Church of Norway Delivers Sincere Apology to LGBTQ+ Community for ‘Shame, Great Harm and Pain’

Amid red stage curtains at a well-known Oslo location for LGBTQ+ gatherings, Norway's national church issued a formal apology for harm and unequal treatment perpetrated over the years.

“The national church has inflicted LGBTQ+ people pain, shame and significant harm,” the lead bishop, Olav Fykse Tveit, stated this Thursday. “This ought not to have occurred and that is why today I say sorry.”

“Harassment, discrimination and unfair treatment” resulted in certain individuals abandoning their faith, Tveit acknowledged. A church service at Oslo Cathedral was scheduled to take place after his statement.

The statement of regret took place at the London Pub establishment, one among two bars involved in the 2022 shooting that took two lives and caused serious injuries to nine at Oslo's Pride event. A Norwegian citizen originally from Iran, who expressed support for ISIS, received a sentence to a minimum of three decades behind bars for carrying out the attacks.

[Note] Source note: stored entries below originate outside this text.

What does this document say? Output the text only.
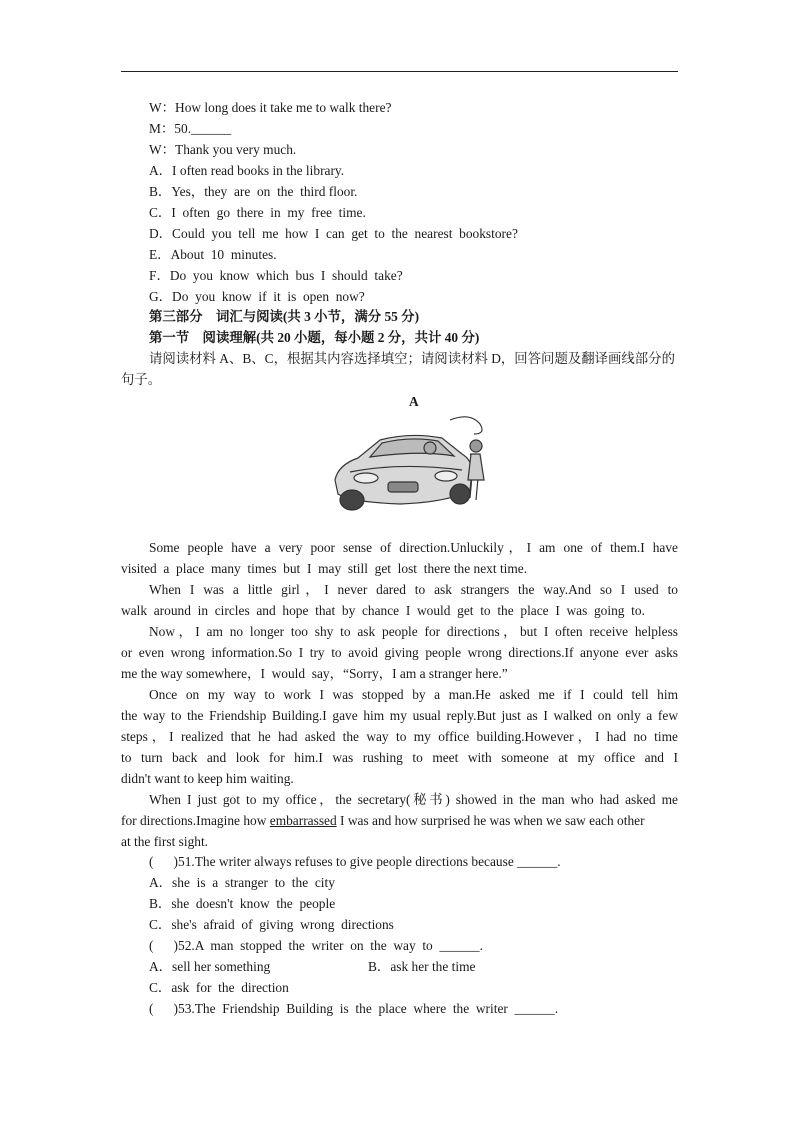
W：How long does it take me to walk there?
M：50.______
W：Thank you very much.
A．I often read books in the library.
B．Yes，they  are  on  the  third floor.
C．I  often  go  there  in  my  free  time.
D．Could  you  tell  me  how  I  can  get  to  the  nearest  bookstore?
E．About  10  minutes.
F．Do  you  know  which  bus  I  should  take?
G．Do  you  know  if  it  is  open  now?
第三部分　词汇与阅读(共 3 小节，满分 55 分)
第一节　阅读理解(共 20 小题，每小题 2 分，共计 40 分)
请阅读材料 A、B、C，根据其内容选择填空；请阅读材料 D，回答问题及翻译画线部分的
句子。
A
Some people have a very poor sense of direction.Unluckily，I am one of them.I have
visited  a  place  many  times  but  I  may  still  get  lost  there the next time.
When I was a little girl，I never dared to ask strangers the way.And so I used to
walk  around  in  circles  and  hope  that  by  chance  I  would  get  to  the  place  I  was  going  to.
Now，I am no longer too shy to ask people for directions，but I often receive helpless
or even wrong information.So I try to avoid giving people wrong directions.If anyone ever asks
me the way somewhere，I  would  say，“Sorry，I am a stranger here.”
Once on my way to work I was stopped by a man.He asked me if I could tell him
the way to the Friendship Building.I gave him my usual reply.But just as I walked on only a few
steps，I realized that he had asked the way to my office building.However，I had no time
to turn back and look for him.I was rushing to meet with someone at my office and I
didn't want to keep him waiting.
When I just got to my office，the secretary(秘书) showed in the man who had asked me
for directions.Imagine how embarrassed I was and how surprised he was when we saw each other
at the first sight.
(　  )51.The writer always refuses to give people directions because ______.
A．she  is  a  stranger  to  the  city
B．she  doesn't  know  the  people
C．she's  afraid  of  giving  wrong  directions
(　  )52.A  man  stopped  the  writer  on  the  way  to  ______.
A．sell her something	B．ask her the time
C．ask  for  the  direction
(　  )53.The  Friendship  Building  is  the  place  where  the  writer  ______.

Like many religions around the world, the Church of Norway – a Lutheran evangelical community that is the biggest religious group in Norway – had long marginalised the LGBTQ+ community, denying them the opportunity from joining the clergy or to marry in church. In the 1950s, church leaders described gay people as a “social danger of global proportions”.

However, as Norway's society grew more liberal, emerging as the world's second to legalize same-sex partnerships in 1993 and during 2009 the first in Scandinavia to allow same-sex marriage, the church gradually changed.

Back in 2007, Norway's church commenced the ordination of homosexual ministers, and LGBTQ+ partners have been able to marry in church from 2017 onward. In 2023, Tveit joined in Oslo’s Pride parade in what was described as a historic moment for the religious institution.

The Thursday statement of regret elicited differing opinions. The director of a group for Christian lesbians in Norway, Pedersen-Eriksen, a lesbian minister herself, described it as “an important reparation” and a moment that “finally marked the end of a difficult period within the church's past”.

As stated by Stephen Adom, the head of the Norwegian Association for Gender and Sexual Diversity, the apology represented “strong and important” but had come “overdue for individuals who passed away from AIDS … carrying heavy hearts as the church regarded the disease as divine punishment”.

Globally, several faith-based organizations have attempted to reconcile for their actions regarding LGBTQ+ individuals. In 2023, the Church of England said sorry for what it characterized as “shameful” actions, though it continues to refuse to authorize same-sex weddings within the church.

Similarly, Ireland's Methodist Church last year expressed regret for “inadequate pastoral assistance and care” regarding the LGBTQ+ community and family members, but remained staunch in its conviction that marriage should only represent a partnership of one man and one woman.

In the early part of this year, the United Church of Canada offered an apology to two spirit and LGBTQIA+ communities, describing it as a renewed commitment of the church’s “commitment to radical hospitality and full inclusion” in every part of the church's activities.

“We did not manage to honor and appreciate the beauty of all creation,” Rev Michael Blair, the church's general secretary, stated. “We caused pain to people instead of seeking wholeness. We apologize.”

Katherine Long
Katherine Long

A seasoned watch enthusiast with over a decade of experience in horology, specializing in vintage and modern luxury timepieces.